CVE-2025-71021 is a stack overflow vulnerability identified in the Tenda AX-1806 router firmware version 1.0.0.1. The flaw exists in the handling of the serverName parameter within the sub_65A28 function, where improper bounds checking allows an attacker to overflow the stack. This vulnerability can be triggered remotely by sending a crafted request to the router, leading to a Denial of Service (DoS) condition by crashing or destabilizing the device. The vulnerability does not require prior authentication, increasing its risk profile, but it does require network access to the device, typically via local network or exposed management interfaces. No CVSS score has been assigned yet, and no patches or official mitigations have been released. There are no known exploits in the wild at this time. The vulnerability primarily impacts the availability of the router, potentially causing network outages or interruptions for users dependent on the device. The Tenda AX-1806 is a consumer-grade Wi-Fi 6 router, often used in small office/home office (SOHO) environments, making it a target for attackers seeking to disrupt connectivity or cause service interruptions. The lack of authentication requirement and ease of triggering the overflow via crafted requests heighten the risk, especially in environments where the device is exposed to untrusted networks or lacks proper access controls.

The primary impact of CVE-2025-71021 is on the availability of affected Tenda AX-1806 routers. Successful exploitation results in a Denial of Service, causing the device to crash or become unresponsive. For European organizations, especially small businesses and home offices relying on these routers, this could lead to temporary loss of internet connectivity and disruption of business operations. In sectors where continuous connectivity is critical, such as remote work environments, healthcare, or financial services, such outages could have cascading effects on productivity and service delivery. Although the vulnerability does not directly compromise confidentiality or integrity, the resulting downtime could be exploited as part of a larger attack strategy, such as distraction during a multi-vector attack. The absence of known exploits in the wild reduces immediate risk, but the lack of patches and the ease of exploitation mean that attackers could develop exploits rapidly. Organizations with exposed router management interfaces or weak network segmentation are at higher risk. The impact is more pronounced in countries with higher adoption rates of Tenda consumer routers and where small and medium enterprises form a significant part of the economy.
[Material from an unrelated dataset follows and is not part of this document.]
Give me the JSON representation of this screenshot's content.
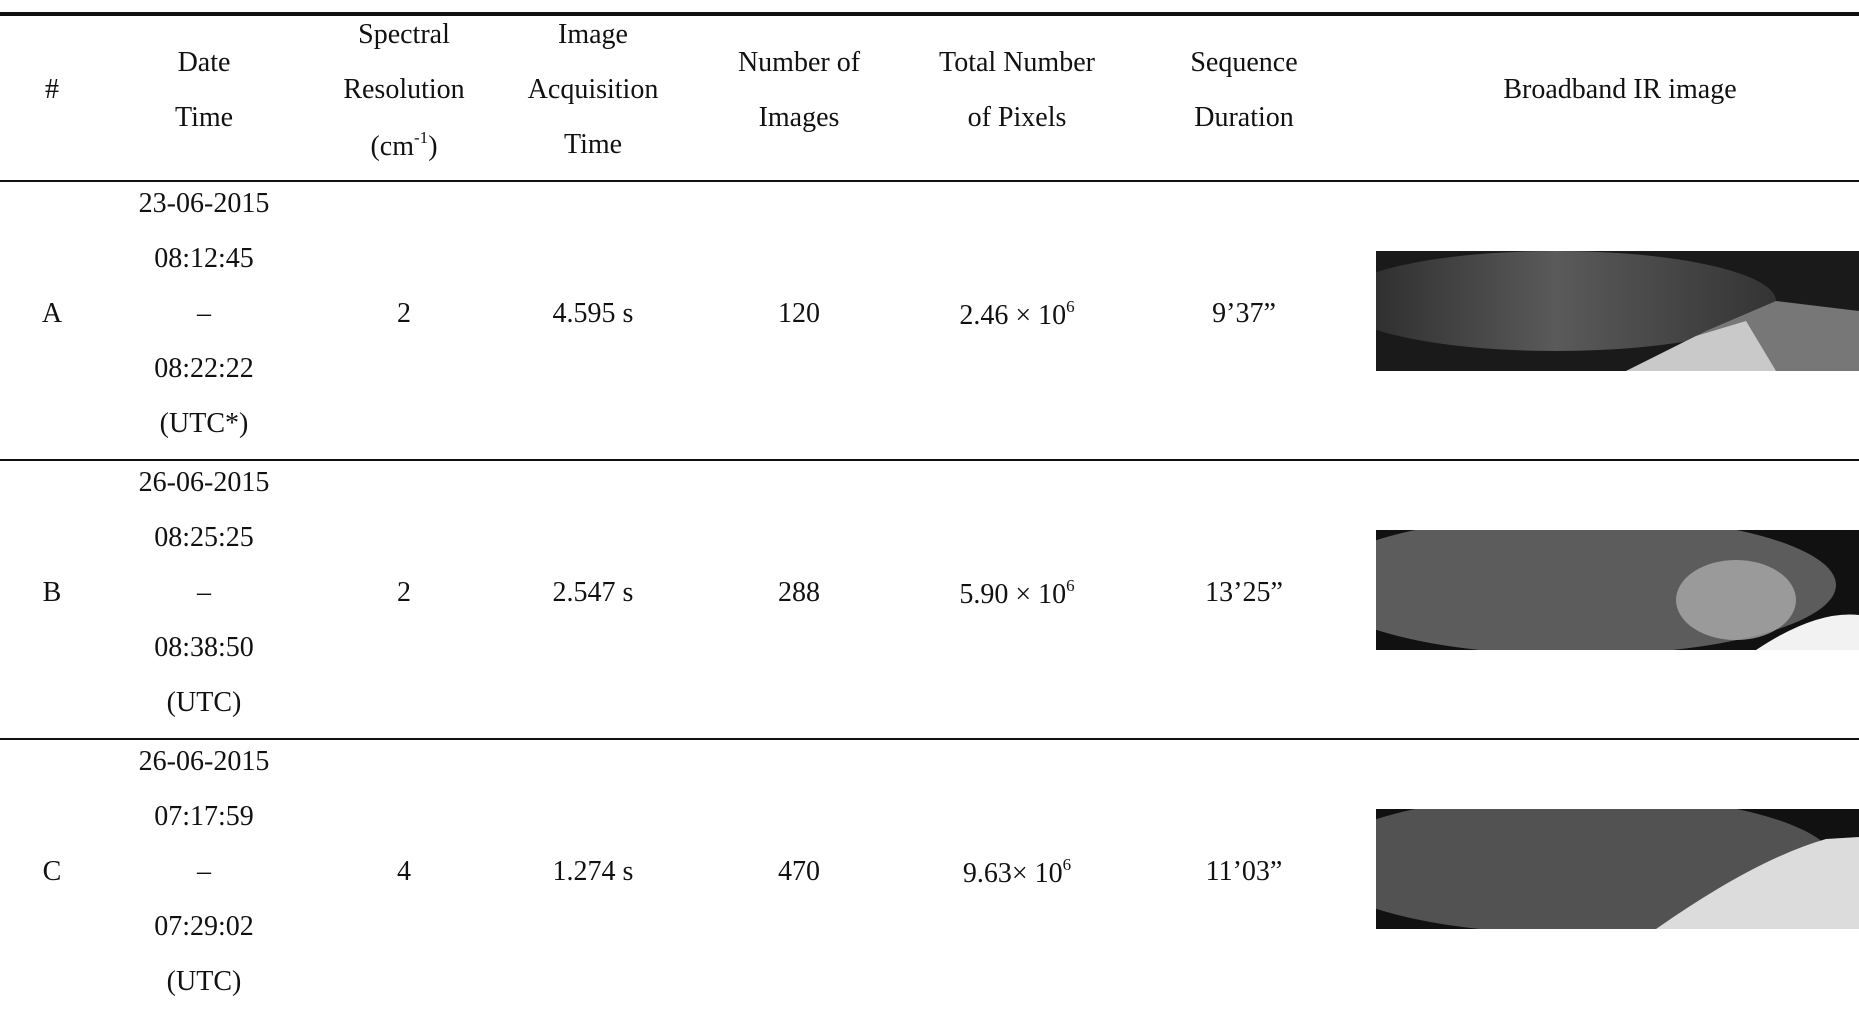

1. Immediately restrict access to the router’s management interfaces by limiting them to trusted internal networks and disabling remote management if not required. 2. Implement network segmentation to isolate IoT and consumer-grade devices from critical business systems to contain potential disruptions. 3. Monitor network traffic for unusual or malformed requests targeting the router’s management services, which may indicate exploitation attempts. 4. Regularly check for firmware updates from Tenda and apply patches as soon as they become available to remediate the vulnerability. 5. Consider replacing vulnerable Tenda AX-1806 routers with enterprise-grade devices that have stronger security controls and vendor support. 6. Educate users and IT staff about the risks of exposing router management interfaces to the internet and enforce strong password policies. 7. Employ intrusion detection/prevention systems (IDS/IPS) capable of detecting anomalous traffic patterns indicative of stack overflow attempts. 8. Maintain an inventory of network devices to quickly identify and respond to vulnerable hardware within the environment.